Austin, Texas’ Alejandro Escovedo and Jon Dee Graham were once bandmates in the True Believers, for many, the great American rock band that got away. One unrepresentative album in 1986 and another that was dropped by the label after completion ended the band and, for a while, frayed the relationship between the two. Since then, both developed substantial careers as songwriters and performers, though Escovedo’s career and life were almost cut short by a bout with Hepatitis C. When he returned to live performing with his “orchestra” — four strings, keyboards and two or three guitars in addition to bass and drums — Graham was with him.

 

Producer John Cale doesn’t capture the power and scope of Escovedo’s big band on The Boxing Mirror. The strings aren’t as physical and ripping as they are in concert, but the album is still beautiful, ambitious and dramatic. It recalls Tom Waits, not in any obvious way, but like Waits, Escovedo synthesizes so many influences — popular and obscure — in mature, personalized music. Only “Break This Time” and tense, agitated “Sacramento & Polk” owe any obvious debts, and those are both to Cale and the Velvet Underground.

 

As hard and distorted as those songs are, they’re completely at home on an album that contains the delicately beautiful “Evita’s Lullaby” and the evocative “Arizona.” The latter was named for a transitional moment in his illness, when he finally had to face the fact that he was sick before a show in Phoenix. None of that is written into the song, which sonically evokes the desert’s space. The burbling synthesizer suggests the truth of the line, “You said I’ve lost my way / but it’s all a dream / since Arizona.”

 

Escovedo’s songs tell a story by merging the narrative with the emotional reality of the characters involved, creating an honest if surreal-seeming song. On Full, Jon Dee Graham’s gift is to depict a resonant moment with a handful of words. When he sings, “Sat on the back porch / smoked a cigarette / Sat on the back porch / I smoked seven cigarettes / Sat on the back porch / I was looking at my hands,” you don’t need the verse’s conclusion — “I was swept away” — to envision someone lost in deep thought.

 

His songs are also the songs of someone who’s lived some life.
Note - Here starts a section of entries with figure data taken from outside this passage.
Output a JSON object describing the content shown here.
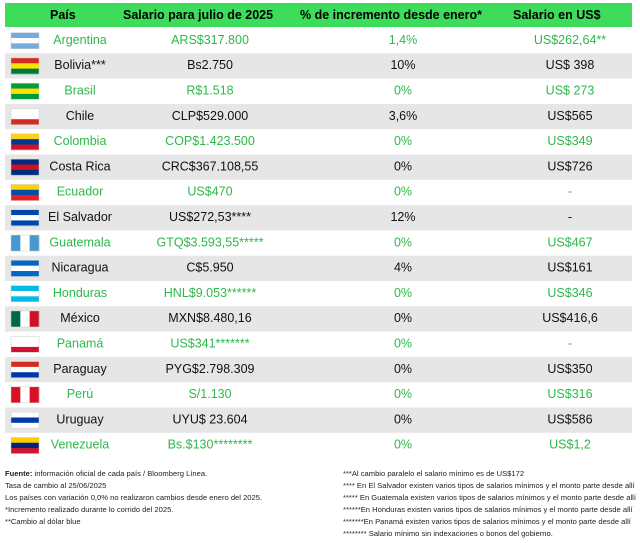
{
  "table": {
    "header": [
      "País",
      "Salario para julio de 2025",
      "% de incremento desde enero*",
      "Salario en US$"
    ],
    "rows": [
      [
        "Argentina",
        "ARS$317.800",
        "1,4%",
        "US$262,64**"
      ],
      [
        "Bolivia***",
        "Bs2.750",
        "10%",
        "US$ 398"
      ],
      [
        "Brasil",
        "R$1.518",
        "0%",
        "US$ 273"
      ],
      [
        "Chile",
        "CLP$529.000",
        "3,6%",
        "US$565"
      ],
      [
        "Colombia",
        "COP$1.423.500",
        "0%",
        "US$349"
      ],
      [
        "Costa Rica",
        "CRC$367.108,55",
        "0%",
        "US$726"
      ],
      [
        "Ecuador",
        "US$470",
        "0%",
        "-"
      ],
      [
        "El Salvador",
        "US$272,53****",
        "12%",
        "-"
      ],
      [
        "Guatemala",
        "GTQ$3.593,55*****",
        "0%",
        "US$467"
      ],
      [
        "Nicaragua",
        "C$5.950",
        "4%",
        "US$161"
      ],
      [
        "Honduras",
        "HNL$9.053******",
        "0%",
        "US$346"
      ],
      [
        "México",
        "MXN$8.480,16",
        "0%",
        "US$416,6"
      ],
      [
        "Panamá",
        "US$341*******",
        "0%",
        "-"
      ],
      [
        "Paraguay",
        "PYG$2.798.309",
        "0%",
        "US$350"
      ],
      [
        "Perú",
        "S/1.130",
        "0%",
        "US$316"
      ],
      [
        "Uruguay",
        "UYU$ 23.604",
        "0%",
        "US$586"
      ],
      [
        "Venezuela",
        "Bs.$130********",
        "0%",
        "US$1,2"
      ]
    ]
  },
  "footnotes": {
    "source_label": "Fuente:",
    "source_text": " información oficial de cada país / Bloomberg Línea.",
    "left": [
      "Tasa de cambio al 25/06/2025",
      "Los países con variación 0,0% no realizaron cambios desde enero del 2025.",
      "*Incremento realizado durante lo corrido del 2025.",
      "**Cambio al dólar blue"
    ],
    "right": [
      "***Al cambio paralelo el salario mínimo es de US$172",
      "**** En El Salvador existen varios tipos de salarios mínimos y el monto parte desde allí",
      "***** En Guatemala existen varios tipos de salarios mínimos y el monto parte desde allí",
      "******En Honduras existen varios tipos de salarios mínimos y el monto parte desde allí",
      "*******En Panamá existen varios tipos de salarios mínimos y el monto parte desde allí",
      "******** Salario mínimo sin indexaciones o bonos del gobierno."
    ]
  }
}
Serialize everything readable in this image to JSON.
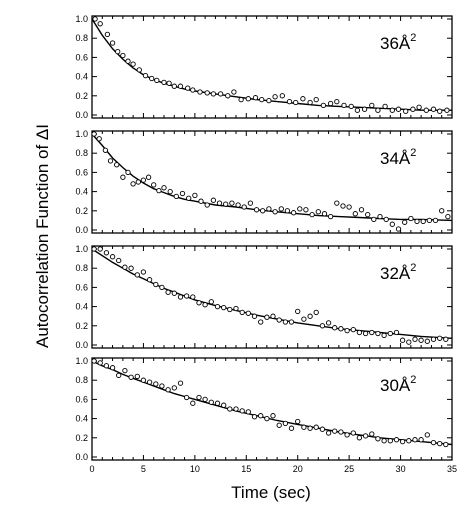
{
  "figure": {
    "ylabel": "Autocorrelation  Function of  ΔI",
    "xlabel": "Time (sec)"
  },
  "chart_data": [
    {
      "type": "scatter",
      "label": "36Å",
      "label_exponent": "2",
      "xlim": [
        0,
        35
      ],
      "ylim": [
        0,
        1.0
      ],
      "x_ticks": [
        "0",
        "5",
        "10",
        "15",
        "20",
        "25",
        "30",
        "35"
      ],
      "y_ticks": [
        "0.0",
        "0.2",
        "0.4",
        "0.6",
        "0.8",
        "1.0"
      ],
      "grid": false,
      "points": [
        [
          0.3,
          1.0
        ],
        [
          0.8,
          0.95
        ],
        [
          1.5,
          0.84
        ],
        [
          2.0,
          0.75
        ],
        [
          2.5,
          0.66
        ],
        [
          3.0,
          0.62
        ],
        [
          3.5,
          0.56
        ],
        [
          4.0,
          0.53
        ],
        [
          4.6,
          0.47
        ],
        [
          5.2,
          0.41
        ],
        [
          5.8,
          0.38
        ],
        [
          6.3,
          0.36
        ],
        [
          7.0,
          0.34
        ],
        [
          7.5,
          0.33
        ],
        [
          8.0,
          0.3
        ],
        [
          8.6,
          0.3
        ],
        [
          9.3,
          0.28
        ],
        [
          9.8,
          0.26
        ],
        [
          10.5,
          0.24
        ],
        [
          11.2,
          0.23
        ],
        [
          11.8,
          0.22
        ],
        [
          12.5,
          0.22
        ],
        [
          13.2,
          0.2
        ],
        [
          13.8,
          0.24
        ],
        [
          14.5,
          0.16
        ],
        [
          15.2,
          0.17
        ],
        [
          15.9,
          0.18
        ],
        [
          16.5,
          0.16
        ],
        [
          17.2,
          0.15
        ],
        [
          17.8,
          0.19
        ],
        [
          18.5,
          0.2
        ],
        [
          19.2,
          0.14
        ],
        [
          19.8,
          0.13
        ],
        [
          20.5,
          0.17
        ],
        [
          21.2,
          0.13
        ],
        [
          21.8,
          0.16
        ],
        [
          22.5,
          0.1
        ],
        [
          23.2,
          0.12
        ],
        [
          23.8,
          0.14
        ],
        [
          24.5,
          0.1
        ],
        [
          25.2,
          0.09
        ],
        [
          25.8,
          0.05
        ],
        [
          26.5,
          0.06
        ],
        [
          27.2,
          0.1
        ],
        [
          27.8,
          0.05
        ],
        [
          28.5,
          0.09
        ],
        [
          29.2,
          0.05
        ],
        [
          29.8,
          0.06
        ],
        [
          30.5,
          0.04
        ],
        [
          31.2,
          0.06
        ],
        [
          31.8,
          0.08
        ],
        [
          32.5,
          0.05
        ],
        [
          33.2,
          0.06
        ],
        [
          33.8,
          0.04
        ],
        [
          34.5,
          0.05
        ]
      ],
      "fit": [
        [
          0,
          1.0
        ],
        [
          1,
          0.83
        ],
        [
          2,
          0.69
        ],
        [
          3,
          0.58
        ],
        [
          4,
          0.49
        ],
        [
          5,
          0.42
        ],
        [
          6,
          0.37
        ],
        [
          7,
          0.33
        ],
        [
          8,
          0.3
        ],
        [
          9,
          0.27
        ],
        [
          10,
          0.25
        ],
        [
          12,
          0.22
        ],
        [
          14,
          0.19
        ],
        [
          16,
          0.16
        ],
        [
          18,
          0.14
        ],
        [
          20,
          0.12
        ],
        [
          22,
          0.1
        ],
        [
          24,
          0.09
        ],
        [
          26,
          0.08
        ],
        [
          28,
          0.07
        ],
        [
          30,
          0.06
        ],
        [
          32,
          0.05
        ],
        [
          35,
          0.05
        ]
      ]
    },
    {
      "type": "scatter",
      "label": "34Å",
      "label_exponent": "2",
      "xlim": [
        0,
        35
      ],
      "ylim": [
        0,
        1.0
      ],
      "x_ticks": [
        "0",
        "5",
        "10",
        "15",
        "20",
        "25",
        "30",
        "35"
      ],
      "y_ticks": [
        "0.0",
        "0.2",
        "0.4",
        "0.6",
        "0.8",
        "1.0"
      ],
      "grid": false,
      "points": [
        [
          0.2,
          1.0
        ],
        [
          0.7,
          0.95
        ],
        [
          1.3,
          0.83
        ],
        [
          1.8,
          0.72
        ],
        [
          2.4,
          0.68
        ],
        [
          3.0,
          0.55
        ],
        [
          3.5,
          0.6
        ],
        [
          4.0,
          0.48
        ],
        [
          4.5,
          0.5
        ],
        [
          5.0,
          0.52
        ],
        [
          5.5,
          0.55
        ],
        [
          6.0,
          0.47
        ],
        [
          6.5,
          0.41
        ],
        [
          7.0,
          0.44
        ],
        [
          7.6,
          0.4
        ],
        [
          8.2,
          0.35
        ],
        [
          8.8,
          0.38
        ],
        [
          9.4,
          0.33
        ],
        [
          10.0,
          0.36
        ],
        [
          10.6,
          0.3
        ],
        [
          11.2,
          0.26
        ],
        [
          11.8,
          0.31
        ],
        [
          12.4,
          0.28
        ],
        [
          13.0,
          0.27
        ],
        [
          13.6,
          0.28
        ],
        [
          14.2,
          0.26
        ],
        [
          14.8,
          0.24
        ],
        [
          15.4,
          0.28
        ],
        [
          16.0,
          0.21
        ],
        [
          16.6,
          0.2
        ],
        [
          17.2,
          0.22
        ],
        [
          17.8,
          0.19
        ],
        [
          18.4,
          0.22
        ],
        [
          19.0,
          0.2
        ],
        [
          19.6,
          0.18
        ],
        [
          20.2,
          0.22
        ],
        [
          20.8,
          0.21
        ],
        [
          21.4,
          0.16
        ],
        [
          22.0,
          0.19
        ],
        [
          22.6,
          0.17
        ],
        [
          23.2,
          0.14
        ],
        [
          23.8,
          0.28
        ],
        [
          24.4,
          0.25
        ],
        [
          25.0,
          0.24
        ],
        [
          25.6,
          0.17
        ],
        [
          26.2,
          0.21
        ],
        [
          26.8,
          0.16
        ],
        [
          27.4,
          0.11
        ],
        [
          28.0,
          0.14
        ],
        [
          28.6,
          0.11
        ],
        [
          29.2,
          0.06
        ],
        [
          29.8,
          0.01
        ],
        [
          30.4,
          0.08
        ],
        [
          31.0,
          0.12
        ],
        [
          31.6,
          0.09
        ],
        [
          32.2,
          0.09
        ],
        [
          32.8,
          0.1
        ],
        [
          33.4,
          0.1
        ],
        [
          34.0,
          0.2
        ],
        [
          34.6,
          0.14
        ]
      ],
      "fit": [
        [
          0,
          1.0
        ],
        [
          1,
          0.88
        ],
        [
          2,
          0.75
        ],
        [
          3,
          0.65
        ],
        [
          4,
          0.56
        ],
        [
          5,
          0.49
        ],
        [
          6,
          0.43
        ],
        [
          7,
          0.39
        ],
        [
          8,
          0.35
        ],
        [
          9,
          0.32
        ],
        [
          10,
          0.3
        ],
        [
          12,
          0.26
        ],
        [
          14,
          0.24
        ],
        [
          16,
          0.21
        ],
        [
          18,
          0.19
        ],
        [
          20,
          0.17
        ],
        [
          22,
          0.15
        ],
        [
          24,
          0.14
        ],
        [
          26,
          0.13
        ],
        [
          28,
          0.12
        ],
        [
          30,
          0.11
        ],
        [
          32,
          0.11
        ],
        [
          35,
          0.1
        ]
      ]
    },
    {
      "type": "scatter",
      "label": "32Å",
      "label_exponent": "2",
      "xlim": [
        0,
        35
      ],
      "ylim": [
        0,
        1.0
      ],
      "x_ticks": [
        "0",
        "5",
        "10",
        "15",
        "20",
        "25",
        "30",
        "35"
      ],
      "y_ticks": [
        "0.0",
        "0.2",
        "0.4",
        "0.6",
        "0.8",
        "1.0"
      ],
      "grid": false,
      "points": [
        [
          0.2,
          1.0
        ],
        [
          0.8,
          1.0
        ],
        [
          1.4,
          0.96
        ],
        [
          2.0,
          0.92
        ],
        [
          2.6,
          0.88
        ],
        [
          3.2,
          0.81
        ],
        [
          3.8,
          0.8
        ],
        [
          4.4,
          0.73
        ],
        [
          5.0,
          0.76
        ],
        [
          5.6,
          0.68
        ],
        [
          6.2,
          0.63
        ],
        [
          6.8,
          0.6
        ],
        [
          7.4,
          0.55
        ],
        [
          8.0,
          0.54
        ],
        [
          8.6,
          0.5
        ],
        [
          9.2,
          0.51
        ],
        [
          9.8,
          0.5
        ],
        [
          10.4,
          0.44
        ],
        [
          11.0,
          0.42
        ],
        [
          11.6,
          0.45
        ],
        [
          12.2,
          0.4
        ],
        [
          12.8,
          0.39
        ],
        [
          13.4,
          0.37
        ],
        [
          14.0,
          0.38
        ],
        [
          14.6,
          0.34
        ],
        [
          15.2,
          0.33
        ],
        [
          15.8,
          0.3
        ],
        [
          16.4,
          0.24
        ],
        [
          17.0,
          0.29
        ],
        [
          17.6,
          0.3
        ],
        [
          18.2,
          0.26
        ],
        [
          18.8,
          0.24
        ],
        [
          19.4,
          0.24
        ],
        [
          20.0,
          0.35
        ],
        [
          20.6,
          0.27
        ],
        [
          21.2,
          0.3
        ],
        [
          21.8,
          0.34
        ],
        [
          22.4,
          0.2
        ],
        [
          23.0,
          0.23
        ],
        [
          23.6,
          0.18
        ],
        [
          24.2,
          0.17
        ],
        [
          24.8,
          0.15
        ],
        [
          25.4,
          0.16
        ],
        [
          26.0,
          0.13
        ],
        [
          26.6,
          0.12
        ],
        [
          27.2,
          0.13
        ],
        [
          27.8,
          0.12
        ],
        [
          28.4,
          0.1
        ],
        [
          29.0,
          0.12
        ],
        [
          29.6,
          0.13
        ],
        [
          30.2,
          0.05
        ],
        [
          30.8,
          0.03
        ],
        [
          31.4,
          0.06
        ],
        [
          32.0,
          0.05
        ],
        [
          32.6,
          0.04
        ],
        [
          33.2,
          0.06
        ],
        [
          33.8,
          0.07
        ],
        [
          34.4,
          0.06
        ]
      ],
      "fit": [
        [
          0,
          1.0
        ],
        [
          1,
          0.93
        ],
        [
          2,
          0.86
        ],
        [
          3,
          0.8
        ],
        [
          4,
          0.74
        ],
        [
          5,
          0.69
        ],
        [
          6,
          0.64
        ],
        [
          7,
          0.59
        ],
        [
          8,
          0.55
        ],
        [
          9,
          0.51
        ],
        [
          10,
          0.47
        ],
        [
          12,
          0.41
        ],
        [
          14,
          0.36
        ],
        [
          16,
          0.31
        ],
        [
          18,
          0.27
        ],
        [
          20,
          0.23
        ],
        [
          22,
          0.2
        ],
        [
          24,
          0.17
        ],
        [
          26,
          0.15
        ],
        [
          28,
          0.13
        ],
        [
          30,
          0.11
        ],
        [
          32,
          0.09
        ],
        [
          35,
          0.07
        ]
      ]
    },
    {
      "type": "scatter",
      "label": "30Å",
      "label_exponent": "2",
      "xlim": [
        0,
        35
      ],
      "ylim": [
        0,
        1.0
      ],
      "x_ticks": [
        "0",
        "5",
        "10",
        "15",
        "20",
        "25",
        "30",
        "35"
      ],
      "y_ticks": [
        "0.0",
        "0.2",
        "0.4",
        "0.6",
        "0.8",
        "1.0"
      ],
      "grid": false,
      "points": [
        [
          0.2,
          1.0
        ],
        [
          0.8,
          0.98
        ],
        [
          1.4,
          0.95
        ],
        [
          2.0,
          0.93
        ],
        [
          2.6,
          0.85
        ],
        [
          3.2,
          0.9
        ],
        [
          3.8,
          0.83
        ],
        [
          4.4,
          0.84
        ],
        [
          5.0,
          0.8
        ],
        [
          5.6,
          0.78
        ],
        [
          6.2,
          0.76
        ],
        [
          6.8,
          0.74
        ],
        [
          7.4,
          0.7
        ],
        [
          8.0,
          0.72
        ],
        [
          8.6,
          0.77
        ],
        [
          9.2,
          0.62
        ],
        [
          9.8,
          0.56
        ],
        [
          10.4,
          0.62
        ],
        [
          11.0,
          0.6
        ],
        [
          11.6,
          0.57
        ],
        [
          12.2,
          0.56
        ],
        [
          12.8,
          0.54
        ],
        [
          13.4,
          0.5
        ],
        [
          14.0,
          0.5
        ],
        [
          14.6,
          0.48
        ],
        [
          15.2,
          0.47
        ],
        [
          15.8,
          0.42
        ],
        [
          16.4,
          0.43
        ],
        [
          17.0,
          0.4
        ],
        [
          17.6,
          0.43
        ],
        [
          18.2,
          0.33
        ],
        [
          18.8,
          0.35
        ],
        [
          19.4,
          0.3
        ],
        [
          20.0,
          0.37
        ],
        [
          20.6,
          0.31
        ],
        [
          21.2,
          0.3
        ],
        [
          21.8,
          0.31
        ],
        [
          22.4,
          0.29
        ],
        [
          23.0,
          0.25
        ],
        [
          23.6,
          0.27
        ],
        [
          24.2,
          0.26
        ],
        [
          24.8,
          0.23
        ],
        [
          25.4,
          0.25
        ],
        [
          26.0,
          0.2
        ],
        [
          26.6,
          0.22
        ],
        [
          27.2,
          0.24
        ],
        [
          27.8,
          0.19
        ],
        [
          28.4,
          0.17
        ],
        [
          29.0,
          0.17
        ],
        [
          29.6,
          0.18
        ],
        [
          30.2,
          0.16
        ],
        [
          30.8,
          0.17
        ],
        [
          31.4,
          0.18
        ],
        [
          32.0,
          0.18
        ],
        [
          32.6,
          0.23
        ],
        [
          33.2,
          0.15
        ],
        [
          33.8,
          0.14
        ],
        [
          34.4,
          0.13
        ]
      ],
      "fit": [
        [
          0,
          1.0
        ],
        [
          1,
          0.95
        ],
        [
          2,
          0.91
        ],
        [
          3,
          0.86
        ],
        [
          4,
          0.82
        ],
        [
          5,
          0.78
        ],
        [
          6,
          0.74
        ],
        [
          7,
          0.7
        ],
        [
          8,
          0.66
        ],
        [
          9,
          0.63
        ],
        [
          10,
          0.6
        ],
        [
          12,
          0.54
        ],
        [
          14,
          0.48
        ],
        [
          16,
          0.43
        ],
        [
          18,
          0.38
        ],
        [
          20,
          0.34
        ],
        [
          22,
          0.3
        ],
        [
          24,
          0.26
        ],
        [
          26,
          0.23
        ],
        [
          28,
          0.2
        ],
        [
          30,
          0.18
        ],
        [
          32,
          0.16
        ],
        [
          35,
          0.13
        ]
      ]
    }
  ]
}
He sounds like an adult — people have noticed more than a passing resemblance to Tom Waits’ voice — and he’s someone who has taken enough hits to realize how little is gained from a tough guy image. When he sings, “Something wonderful’s gonna happen,” he sounds hopeful, vulnerable and credible.

 

His songs are more direct than Escovedo’s, saying what he wants to say with bass, drums and his own guitar, which is capable of being lyrical on a solo, then full of danger and menace moments later. Like Escovedo, Graham’s part of a generation that grew up on rock ’n’ roll then discovered how to make it address not just the lives of teens, twentysomethings and thirtysomethings, but also the lives of people older than that. Along the way, their sonic palates broadened and incorporated quieter moments and a greater sense of craft, but The Boxing Mirror and Full suggest that children and receding hairlines don’t mean you lose your ear for a rock ’n’ roll noise.